Today we are going to talk about the question: What is accredited CME? Lately there has been discussion among trade groups, The American Medical Association, congressional staffers and even bloggers using the term CM, accredited CME and Certified CME. Ironically these terms were created to bring clarity to CME but there seems to be some confusion out there. Let’s look at some history and define three key terms in our field.
The first and most generic term is medical education. It’s really a catch all term that means anything depending on who the stakeholder is that’s talking about it. It’s most confusing because depending on whom you are talking with it means something different. To industry sales and marketing folks, meetings with physicians, speaker bureaus, advisory boards and general training could all be lumped under that term of medical education. Even the AMA in the past mistakenly lumped those kinds of promotional meetings in with other items such as sales rep visits, free lunches and even CME itself. The AMA corrected themselves last year by stating in a formal opinion that CME was not related to any of those promotional education meetings.

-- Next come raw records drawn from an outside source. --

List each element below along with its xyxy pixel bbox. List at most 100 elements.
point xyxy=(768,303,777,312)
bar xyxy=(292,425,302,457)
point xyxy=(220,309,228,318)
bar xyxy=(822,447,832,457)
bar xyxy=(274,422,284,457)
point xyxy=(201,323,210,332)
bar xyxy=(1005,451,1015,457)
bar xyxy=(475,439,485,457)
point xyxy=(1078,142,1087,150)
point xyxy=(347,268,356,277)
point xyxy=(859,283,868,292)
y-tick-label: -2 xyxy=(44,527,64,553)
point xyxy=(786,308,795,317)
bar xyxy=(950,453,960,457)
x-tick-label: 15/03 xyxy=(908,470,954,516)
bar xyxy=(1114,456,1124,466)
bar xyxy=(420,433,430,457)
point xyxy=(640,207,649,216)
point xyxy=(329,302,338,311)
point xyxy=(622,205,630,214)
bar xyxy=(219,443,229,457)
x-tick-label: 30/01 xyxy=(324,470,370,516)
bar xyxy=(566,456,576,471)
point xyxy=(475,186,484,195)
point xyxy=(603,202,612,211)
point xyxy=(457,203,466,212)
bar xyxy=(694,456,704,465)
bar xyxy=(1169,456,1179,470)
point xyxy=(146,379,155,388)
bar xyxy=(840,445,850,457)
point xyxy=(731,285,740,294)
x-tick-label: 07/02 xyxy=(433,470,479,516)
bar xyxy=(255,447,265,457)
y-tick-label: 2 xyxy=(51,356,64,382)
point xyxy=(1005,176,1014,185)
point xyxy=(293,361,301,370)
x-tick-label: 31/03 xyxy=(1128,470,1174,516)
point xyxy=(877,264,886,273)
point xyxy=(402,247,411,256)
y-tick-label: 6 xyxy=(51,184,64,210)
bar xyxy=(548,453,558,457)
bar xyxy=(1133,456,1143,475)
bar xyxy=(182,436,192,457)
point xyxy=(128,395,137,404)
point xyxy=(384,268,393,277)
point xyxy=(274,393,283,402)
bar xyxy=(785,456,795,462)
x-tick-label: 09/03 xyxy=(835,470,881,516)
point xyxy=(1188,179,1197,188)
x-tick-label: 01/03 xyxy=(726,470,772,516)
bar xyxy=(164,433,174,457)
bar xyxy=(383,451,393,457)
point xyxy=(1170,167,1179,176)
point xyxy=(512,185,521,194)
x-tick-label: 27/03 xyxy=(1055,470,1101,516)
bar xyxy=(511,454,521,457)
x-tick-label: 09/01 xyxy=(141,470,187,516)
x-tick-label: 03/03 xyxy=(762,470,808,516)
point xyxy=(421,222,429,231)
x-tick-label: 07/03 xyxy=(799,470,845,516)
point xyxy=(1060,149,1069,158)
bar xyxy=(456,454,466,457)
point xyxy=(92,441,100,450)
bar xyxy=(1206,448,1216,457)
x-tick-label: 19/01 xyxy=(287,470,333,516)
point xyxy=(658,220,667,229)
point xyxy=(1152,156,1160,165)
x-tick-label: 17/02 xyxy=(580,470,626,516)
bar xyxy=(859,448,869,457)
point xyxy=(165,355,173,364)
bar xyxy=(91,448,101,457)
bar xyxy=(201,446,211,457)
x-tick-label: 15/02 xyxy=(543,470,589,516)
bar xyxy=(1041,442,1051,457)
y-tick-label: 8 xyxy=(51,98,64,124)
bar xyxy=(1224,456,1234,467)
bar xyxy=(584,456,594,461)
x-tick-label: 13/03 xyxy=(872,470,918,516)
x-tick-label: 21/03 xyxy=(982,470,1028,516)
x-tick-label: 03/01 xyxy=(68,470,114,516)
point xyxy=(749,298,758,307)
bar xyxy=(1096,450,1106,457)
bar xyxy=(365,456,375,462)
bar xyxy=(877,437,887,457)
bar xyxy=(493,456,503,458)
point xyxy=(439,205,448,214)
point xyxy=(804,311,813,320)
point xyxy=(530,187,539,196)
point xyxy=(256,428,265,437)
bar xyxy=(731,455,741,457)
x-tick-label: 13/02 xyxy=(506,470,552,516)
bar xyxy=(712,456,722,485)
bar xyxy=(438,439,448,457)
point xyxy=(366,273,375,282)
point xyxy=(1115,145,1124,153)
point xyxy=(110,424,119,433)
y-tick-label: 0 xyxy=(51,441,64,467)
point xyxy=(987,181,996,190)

Believe it or not, the Federal Government has actually done the best job of making the distinction between CME and all the other types of education or promotional meetings that are out there. In 1997 the FDA, and in 2003 the Department of Health and Human Services, came out with compliance guidance documents that said there are things that are promotional in nature (marketing, sales and those types of meetings) that might have some educational value, but those are very different and should be completely separate than anything that is CME or non-promotional in nature.
The term Certified CME was created in 2008 by trade groups involved in the CME field to distinguish education that did three things. First, that it complied with the ACCME standards for independence and industry grant support. Second, that it provided evidence based, balanced, non-promotional learning activities, and thirdly that it was developed by organizations that are accredited by the ACCME to issue American Medical Association Credit to physicians.
Accredited CME was adopted by the ACCME itself around 2011 to continue to distinguish CME from any other type of education, especially promotional information that people are calling medical education generically. Accredited CME is the same as Certified CME; it’s education that is independent from promotion or commercial influence- it has to comply with all AMA and ACCME requirements, including content validation, best available evidence and physician improvement.
Lastly, whether it’s developed with funding from a health system, an academic center budget, registration fees from the participants, or a CME grant that is given from industry, it has to be managed independently by an ACCME accredited organization. Confusion still exists, but CME professionals are making progress in showing that there is a very big difference between accredited or certified CME and any other type of information or education that’s out there.